Schreiten Sie zur Tat!
Okay, Sie haben sich entschieden. Mehr zu verdienen. Attraktiver zu werden. In jenem Stadtteil zu wohnen, wo Sie schon seit langem leben wollten. Cello spielen zu können. Endlich italienisch zu lernen. Wenn Sie wissen, was Sie wollen, setzen Sie sich Ziele. Aber nur solche, die realistisch sind, die Sie auch erreichen können. Wenn auch mit viel Aufwand und Anstrengung.

Legen Sie beruflich los, analysieren Sie, was Sie können und wo Sie besser werden müssen. Nutzen Sie alle Möglichkeiten, um besser zu werden, mehr zu leisten. Und laden Sie den Kollegen, den Sie beneidet haben, mal zum Bier ein, lernen Sie ihn kennen – und verbünden Sie sich im besten Fall mit ihm.
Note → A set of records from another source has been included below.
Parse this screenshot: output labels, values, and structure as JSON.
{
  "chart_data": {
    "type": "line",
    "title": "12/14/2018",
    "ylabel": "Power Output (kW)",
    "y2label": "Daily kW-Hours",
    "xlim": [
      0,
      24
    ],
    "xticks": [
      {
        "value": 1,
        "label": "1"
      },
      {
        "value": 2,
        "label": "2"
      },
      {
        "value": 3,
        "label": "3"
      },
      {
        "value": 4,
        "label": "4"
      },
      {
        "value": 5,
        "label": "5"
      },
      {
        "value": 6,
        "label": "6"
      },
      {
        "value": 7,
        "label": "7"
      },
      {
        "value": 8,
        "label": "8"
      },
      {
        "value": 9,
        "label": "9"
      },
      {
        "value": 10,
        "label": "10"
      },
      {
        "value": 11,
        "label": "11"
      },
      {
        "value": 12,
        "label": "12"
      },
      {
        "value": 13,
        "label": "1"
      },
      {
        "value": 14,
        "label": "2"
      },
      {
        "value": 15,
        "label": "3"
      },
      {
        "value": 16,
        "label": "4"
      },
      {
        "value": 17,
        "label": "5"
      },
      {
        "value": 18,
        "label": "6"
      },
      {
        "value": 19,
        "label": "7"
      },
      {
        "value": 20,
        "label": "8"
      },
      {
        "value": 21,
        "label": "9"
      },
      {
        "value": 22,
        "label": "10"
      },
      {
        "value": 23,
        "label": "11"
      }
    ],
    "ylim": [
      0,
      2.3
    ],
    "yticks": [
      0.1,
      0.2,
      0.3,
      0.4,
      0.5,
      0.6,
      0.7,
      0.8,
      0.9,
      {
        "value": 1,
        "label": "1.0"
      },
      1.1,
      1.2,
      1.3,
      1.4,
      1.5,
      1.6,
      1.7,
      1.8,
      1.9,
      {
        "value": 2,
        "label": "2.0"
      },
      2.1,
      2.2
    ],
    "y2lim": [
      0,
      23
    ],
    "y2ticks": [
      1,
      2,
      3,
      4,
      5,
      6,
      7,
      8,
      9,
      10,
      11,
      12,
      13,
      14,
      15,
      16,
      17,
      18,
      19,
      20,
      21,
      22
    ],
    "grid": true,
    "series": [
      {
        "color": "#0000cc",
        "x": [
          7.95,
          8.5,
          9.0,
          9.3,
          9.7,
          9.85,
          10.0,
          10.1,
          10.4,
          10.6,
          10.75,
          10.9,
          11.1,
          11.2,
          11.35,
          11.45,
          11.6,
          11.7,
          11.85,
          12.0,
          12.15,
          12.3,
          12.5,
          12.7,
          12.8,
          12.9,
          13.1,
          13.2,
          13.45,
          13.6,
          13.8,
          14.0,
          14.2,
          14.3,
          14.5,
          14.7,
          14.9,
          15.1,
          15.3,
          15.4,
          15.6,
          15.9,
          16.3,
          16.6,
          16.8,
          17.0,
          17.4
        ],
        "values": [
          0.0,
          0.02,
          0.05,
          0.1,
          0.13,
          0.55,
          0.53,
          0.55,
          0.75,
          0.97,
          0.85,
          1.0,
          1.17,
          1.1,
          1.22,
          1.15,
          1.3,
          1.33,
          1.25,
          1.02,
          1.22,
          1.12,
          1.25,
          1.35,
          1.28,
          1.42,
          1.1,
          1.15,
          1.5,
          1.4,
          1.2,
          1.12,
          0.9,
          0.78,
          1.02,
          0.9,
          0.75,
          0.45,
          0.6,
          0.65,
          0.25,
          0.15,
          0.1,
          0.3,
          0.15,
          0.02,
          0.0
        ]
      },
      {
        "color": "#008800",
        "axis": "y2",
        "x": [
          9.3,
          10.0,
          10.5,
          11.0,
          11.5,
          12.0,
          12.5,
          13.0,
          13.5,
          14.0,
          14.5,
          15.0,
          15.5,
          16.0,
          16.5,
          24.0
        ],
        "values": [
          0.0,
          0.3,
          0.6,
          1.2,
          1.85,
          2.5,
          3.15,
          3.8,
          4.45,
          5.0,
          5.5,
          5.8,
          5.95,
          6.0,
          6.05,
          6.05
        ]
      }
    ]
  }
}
Nehmen Sie sich morgens die Stunde, um regelmäßig zu laufen. Melden Sie sich im Fitnessstudio an – und gehen Sie auch hin. Peitschen Sie Ihren inneren Schweinehund, wenn der nicht will. Sie müssen ihn besiegen. Auch beim Klavierunterricht und auf der Fremdsprachenakademie, wo Sie büffeln und hinterher noch spätabends Vokabeln lernen.

Ihre gesamten Anstrengungen könnten sogar zur heilsamen Überlegung führen, so Professor Rolf Haubl, „ob Sie nicht einen ganz anderen Lebensentwurf ausprobieren sollten, einen, der Sie glücklicher und zufriedener macht“.